La nueva carne es carne —de vaca, pollo, oveja— y dicen que tiene gusto a vaca, pollo, oveja. Hasta ahora solo fue legalizada en Singapur, pero en otros países falta poco —salvo en Italia, donde el Gobierno de extrema derecha la prohibió hace meses. Cuando sea autorizada por las agencias correspondientes y empiece a venderse será el principio de una revolución sólo comparable al invento de la agricultura. Entonces los hombres descubrieron cómo hacer que la naturaleza les obedeciera; ahora descubrimos que ya no necesitaremos a la naturaleza. Y los efectos son incalculables: todas esas tierras que se usan para criar ganado quedarán libres para el cultivo o, incluso, para oxigenar el planeta. El efecto invernadero cederá y, sobre todo, ese 70% de la agricultura que se usa para engordar vacas y cerdos se podrá destinar a los humanos y terminar de una vez por todas con el hambre.
La carrera está lanzada: los laboratorios que la protagonizan suelen ser start-ups que consiguen inversores de esos que entran en proyectos más o menos delirantes para perder un millón o ganar miles.
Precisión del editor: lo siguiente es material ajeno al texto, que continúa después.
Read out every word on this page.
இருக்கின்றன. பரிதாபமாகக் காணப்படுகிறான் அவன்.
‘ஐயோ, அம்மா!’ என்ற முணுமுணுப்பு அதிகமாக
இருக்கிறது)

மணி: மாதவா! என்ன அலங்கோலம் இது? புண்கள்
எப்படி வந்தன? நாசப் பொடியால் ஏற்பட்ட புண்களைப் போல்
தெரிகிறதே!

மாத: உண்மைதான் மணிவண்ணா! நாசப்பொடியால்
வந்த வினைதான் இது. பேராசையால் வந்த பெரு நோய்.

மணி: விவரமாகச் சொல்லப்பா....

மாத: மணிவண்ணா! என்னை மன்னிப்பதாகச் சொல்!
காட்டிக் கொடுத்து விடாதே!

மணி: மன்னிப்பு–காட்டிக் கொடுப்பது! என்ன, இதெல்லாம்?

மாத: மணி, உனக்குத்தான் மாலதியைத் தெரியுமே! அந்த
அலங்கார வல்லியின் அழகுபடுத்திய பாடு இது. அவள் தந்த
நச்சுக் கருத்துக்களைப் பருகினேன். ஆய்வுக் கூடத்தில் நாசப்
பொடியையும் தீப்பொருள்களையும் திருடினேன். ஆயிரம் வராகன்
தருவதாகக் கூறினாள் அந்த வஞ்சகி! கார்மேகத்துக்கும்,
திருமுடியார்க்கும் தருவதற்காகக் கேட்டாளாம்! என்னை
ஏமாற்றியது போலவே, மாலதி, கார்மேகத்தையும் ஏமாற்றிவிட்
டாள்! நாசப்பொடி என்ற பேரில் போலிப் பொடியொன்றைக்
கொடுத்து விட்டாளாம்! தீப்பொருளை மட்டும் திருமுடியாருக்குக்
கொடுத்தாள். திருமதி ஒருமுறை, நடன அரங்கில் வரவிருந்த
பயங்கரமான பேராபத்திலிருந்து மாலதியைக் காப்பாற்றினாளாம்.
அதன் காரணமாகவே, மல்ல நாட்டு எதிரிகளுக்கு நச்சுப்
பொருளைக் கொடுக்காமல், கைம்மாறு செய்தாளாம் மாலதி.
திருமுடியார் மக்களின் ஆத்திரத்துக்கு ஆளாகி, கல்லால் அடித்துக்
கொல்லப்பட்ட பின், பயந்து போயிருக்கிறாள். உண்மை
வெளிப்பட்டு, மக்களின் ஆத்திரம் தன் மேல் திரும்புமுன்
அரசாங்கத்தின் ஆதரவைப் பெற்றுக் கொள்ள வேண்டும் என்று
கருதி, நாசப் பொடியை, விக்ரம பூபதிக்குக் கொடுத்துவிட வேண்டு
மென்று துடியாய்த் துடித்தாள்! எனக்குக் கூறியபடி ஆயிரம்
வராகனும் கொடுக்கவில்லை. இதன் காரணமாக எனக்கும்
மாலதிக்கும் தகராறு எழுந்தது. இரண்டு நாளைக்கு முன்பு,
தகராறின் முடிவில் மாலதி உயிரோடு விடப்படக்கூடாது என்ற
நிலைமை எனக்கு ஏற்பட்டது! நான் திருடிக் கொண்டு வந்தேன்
Ahí está el riesgo: que un gran avance técnico no beneficie a las multitudes que lo necesitan sino a una junta de accionistas. Ahora, mientras todo está por verse, los Estados y sus organismos internacionales tendrían la ocasión de cambiar el modelo: de decidir que serán ellos los que desarrollen la nueva comida para que no sea propiedad de unos pocos sino patrimonio de todos; para que no le sirva a una corporación sino a la humanidad. Sería una gran oportunidad —una oportunidad única— para acabar con esos mecanismos que hacen que cientos de millones de personas no coman suficiente. Parecen grandes palabras; quizá sea, también, un gran proyecto. El invento, por fin, de la famosa carne viva.